Palma lascia la toga, Dambruoso approda all’Ambiente

Palazzo_Marescialli_CsmIl Guardasigilli lascia la magistratura dopo 34 anni. Non c’è l’accordo sul procuratore capo di Catania

 

ROMA – Senza alcun dibattito, ma solo con l’intervento del relatore Paolo Carfì, il plenum del Csm ha accolto, con voto unanime, le dimissioni del ministro della Giustizia Nitto Francesco Palma dall’ordine giudiziario. Lascia dunque la toga il Guardasigilli, che era entrato in magistratura nel 1977.

Palma ha annunciato le sue dimissioni dall’ordine giudizirio puntando l’accento sul rischio che lo “scambio di ruolo tra magistrato e politico” possa “alimentare confusione nei cittadini” e annunciando l’intenzione di promuovere una iniziativa legislativa per limitare e regolare i passaggi da una funzione all’altra. Le sue dimissioni rappresentano dunque un “segnale concreto – a giudizio del ministro – per avviare, rapidamente e doverosamente, il percorso legislativo imprescindibile per coprire il vuoto normativo che riguarda l’ingresso in politica dei magistrati che accettano di candidarsi ovvero di ricoprire incarichi istituzionali, nonché il loro rientro nella loro attività lavorativa una volta cessata l’esperienza politica”.

Anche per un altro magistrato è arrivato il via libera per il collocamento fuori ruolo da Palazzo dei Marescialli: Stefano Dambruoso, che sette mesi fa era stato nominato componente del Consiglio direttivo dell’Agenzia per la sicurezza nucleare (un organismo che però non è mai divenuto operativo, al punto che a settembre il presidente Umberto Veronesi si è dimesso), è da oggi vice capo di gabinetto del ministro dell’Ambiente, Stefania Prestigiacomo.

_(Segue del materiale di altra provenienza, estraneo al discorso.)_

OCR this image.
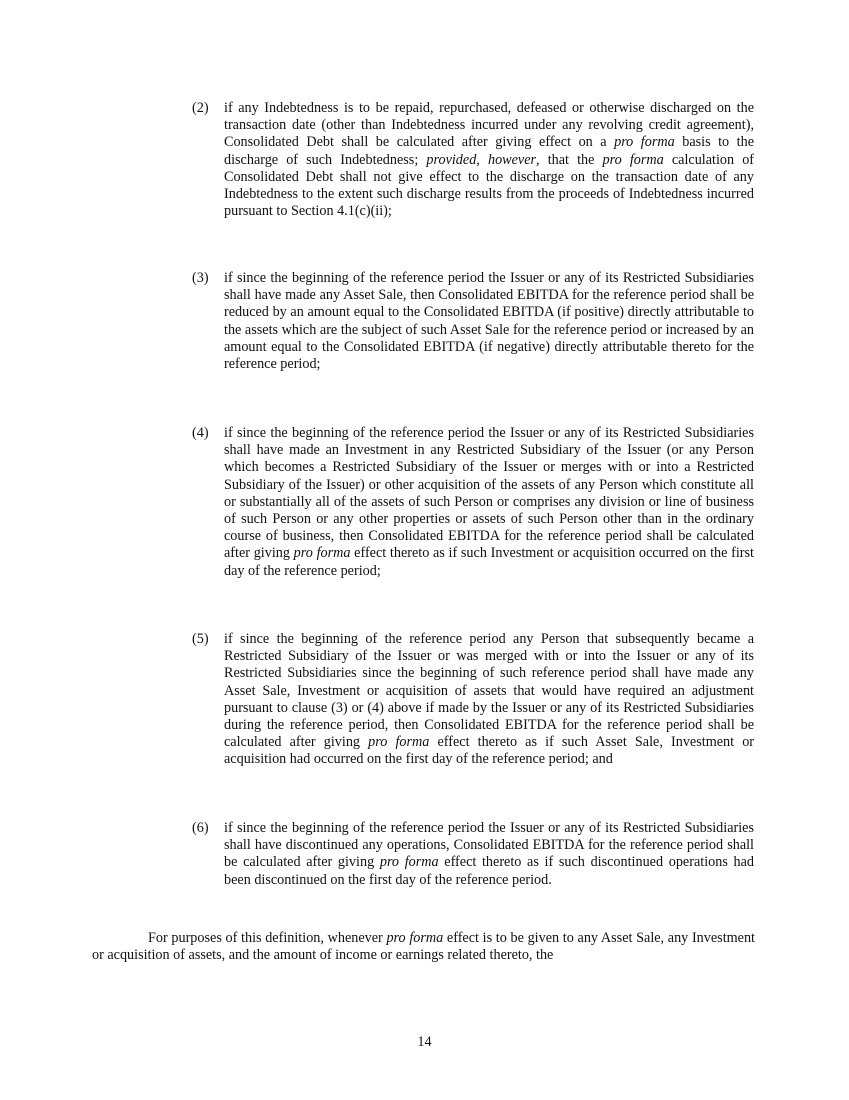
(2) if any Indebtedness is to be repaid, repurchased, defeased or otherwise discharged on the transaction date (other than Indebtedness incurred under any revolving credit agreement), Consolidated Debt shall be calculated after giving effect on a pro forma basis to the discharge of such Indebtedness; provided, however, that the pro forma calculation of Consolidated Debt shall not give effect to the discharge on the transaction date of any Indebtedness to the extent such discharge results from the proceeds of Indebtedness incurred pursuant to Section 4.1(c)(ii);
(3) if since the beginning of the reference period the Issuer or any of its Restricted Subsidiaries shall have made any Asset Sale, then Consolidated EBITDA for the reference period shall be reduced by an amount equal to the Consolidated EBITDA (if positive) directly attributable to the assets which are the subject of such Asset Sale for the reference period or increased by an amount equal to the Consolidated EBITDA (if negative) directly attributable thereto for the reference period;
(4) if since the beginning of the reference period the Issuer or any of its Restricted Subsidiaries shall have made an Investment in any Restricted Subsidiary of the Issuer (or any Person which becomes a Restricted Subsidiary of the Issuer or merges with or into a Restricted Subsidiary of the Issuer) or other acquisition of the assets of any Person which constitute all or substantially all of the assets of such Person or comprises any division or line of business of such Person or any other properties or assets of such Person other than in the ordinary course of business, then Consolidated EBITDA for the reference period shall be calculated after giving pro forma effect thereto as if such Investment or acquisition occurred on the first day of the reference period;
(5) if since the beginning of the reference period any Person that subsequently became a Restricted Subsidiary of the Issuer or was merged with or into the Issuer or any of its Restricted Subsidiaries since the beginning of such reference period shall have made any Asset Sale, Investment or acquisition of assets that would have required an adjustment pursuant to clause (3) or (4) above if made by the Issuer or any of its Restricted Subsidiaries during the reference period, then Consolidated EBITDA for the reference period shall be calculated after giving pro forma effect thereto as if such Asset Sale, Investment or acquisition had occurred on the first day of the reference period; and
(6) if since the beginning of the reference period the Issuer or any of its Restricted Subsidiaries shall have discontinued any operations, Consolidated EBITDA for the reference period shall be calculated after giving pro forma effect thereto as if such discontinued operations had been discontinued on the first day of the reference period.
For purposes of this definition, whenever pro forma effect is to be given to any Asset Sale, any Investment or acquisition of assets, and the amount of income or earnings related thereto, the
14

La delibera, tra le critiche di chi riteneva comunque troppi 7 anni di incarichi fuori ruolo su 20 complessivi di carriera, è stata comunque approvata con 15 voti a favore e 8 contrari.

Ancora una fumata nera invece, sulla nomina del procuratore di Catania. L’assemblea di Palazzo dei Marescialli ha infatti disposto un nuovo rinvio, al prossimo due novembre. La ragione è quella di riflettere sugli effetti che potrebbe avere la sentenza con la quale il Consiglio di Stato ha bocciato l’orientamento da sempre seguito dal Csm, per il quale il magistrato che ha un ruolo di responsabilità, ma non è alla guida di un ufficio giudiziario, non può concorrere per un incarico direttivo prima che siano trascorsi tre anni dall’assunzione del ruolo precedente. La decisione di rinviare ancora ha però spaccato il plenum: 13 sono stati i voti favorevoli, tre le astensioni e 8 i voti contrari. Il tempo del rinvio servirà comunque a far sì che l’ufficio studi del Csm predisponga un parere sulla questione.

La sfida per la poltrona di capo dei pm etnei vede in campo tre candidature di peso come quella di Giovanni Salvi, Giovanni Tinebra e Giuseppe Gennaro, rispettivamente sostituto procuratore generale presso la Cassazione, procuratore generale presso la Corte d’appello di Catania e sostituto procuratore a Catania. Salvi, che in commissione aveva ottenuto la maggioranza dei consensi, è un ex componente del Csm, esponente di Magistratura democratica; Tinebra, già procuratore a Caltanissetta, è stato capo del Dipartimento dell’amministrazione penitenziaria ed è considerato politicamente vicino al centrodestra; Giuseppe Gennaro è il candidato di Unicost, la corrente ‘centrista’ dell’Anm: è stato per otto anni procuratore aggiunto a Catania, ancor prima componente del Csm e presidente dell’Anm. Un big contro il quale alcuni esponenti della sinistra catanese si battono accusandolo per una vecchia vicenda, in realtà archiviata dallo stesso Csm, di presunti rapporti di conoscenza con esponenti vicini alle cosche locali.